Le couple a eu trois enfants, [K], [E] et [Y] [F].
Le 18/09/1986, M. [F] a fait donation à son épouse, Mme [V] [L], de la 'toute propriété des biens qui composeront sa succession, sans aucune exception ni réserve'.
Suite à une requête en divorce du 03/04/1995 présentée par M. [F], une ordonnance de non-conciliation a été rendue le 02/06/1995 et le divorce a été prononcé le 12/03/1997.
Le 01/03/1994, le tribunal de commerce de Vienne a ouvert une procédure de redressement judiciaire à l’encontre des 9 sociétés composant le groupe [27], dirigé par [C] [F].
Le 05/07/1994, cette procédure a été étendue à trois sociétés civiles immobilières et à la SNC [18] et a adopté un plan de cession au profit du groupe [15].
Par jugement du 14/02/1995, M. [F] a été condamné à régler 20.011.779 francs au titre de l’insuffisance d’actif.
Faute pour M. [F] de s’être exécuté, il a été placé en liquidation judiciaire par jugement du 27/06/1995.
Par jugement du 26/11/2002, la clôture pour insuffisance d’actif de la liquidation judiciaire de [C] [F] a été prononcée, les réalisations et recouvrements d’actif se montant à la somme de 313.366 euros, le passif privilégié étant de 1.193.344 euros et le passif chirographaire de 2.954.638 euros.
Le 22/03/2001, était créée la société [28], devenue [29], [C] [F] en étant le dirigeant du 20/01/2004 au 10/07/2013.
Le 27/10/2001, celui-ci a épousé sous le régime de la séparation de biens Mme [D] [H].
Le 26/09/2007, a été créée par apport de titres [29] valorisés 22.000.000 euros, la société [F] [24], détenue par [C] [F] à hauteur de 17.116.450 actions soit 82,32 % du capital, cette holding détenant 84,61% de la société [29] aux côtés de la société [22].

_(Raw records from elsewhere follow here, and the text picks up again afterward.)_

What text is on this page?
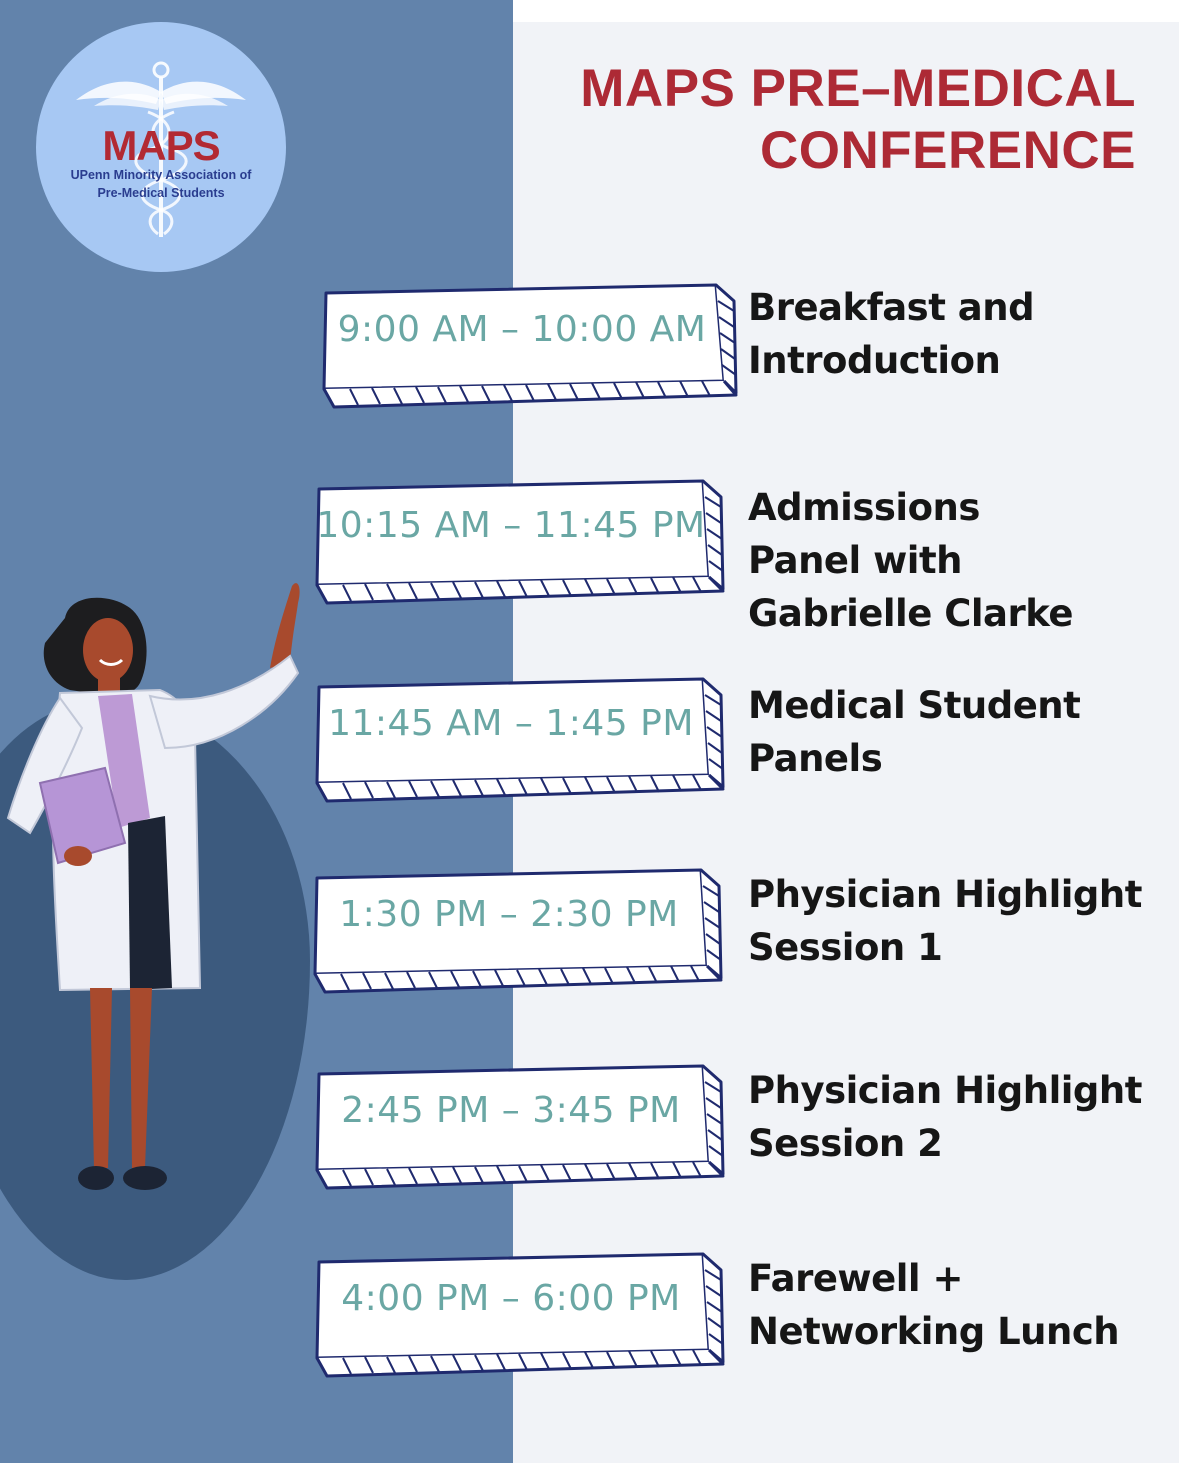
MAPS
UPenn Minority Association of
Pre-Medical Students
MAPS PRE–MEDICAL
CONFERENCE
9:00 AM – 10:00 AM	Breakfast and
Introduction
10:15 AM – 11:45 PM Admissions
Panel with
Gabrielle Clarke
11:45 AM – 1:45 PM	Medical Student
Panels
1:30 PM – 2:30 PM	Physician Highlight
Session 1
2:45 PM – 3:45 PM	Physician Highlight
Session 2
4:00 PM – 6:00 PM	Farewell +
Networking Lunch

Le 19/07/2018, [C] [F] est décédé, la déclaration de succession faisant apparaître un actif net de 22.349.476,60 euros.
Saisi par Mme [V] [L] le 06/08/2020, le tribunal judiciaire de Bourgoin-Jallieu a, par jugement du 10/11/2022 :
— dit que la donation consentie le 18/09/1986 n’a pas été révoquée ;
— ordonné les opérations de compte, liquidation et partage de la succession de [C] [F] ;
— commis pour y procéder Me [X], notaire à [Localité 26] sous la surveillance du juge chargé des liquidations au tribunal judiciaire de Bourgoin-Jallieu ;
— débouté [V] [L], [K], [E] et [Y] [F], de leur demande d’expertise;
— dit que les dépens seront employés en frais privilégiés de partage.
Par déclaration du 11/01/2023, Mme [H] a relevé appel de cette décision.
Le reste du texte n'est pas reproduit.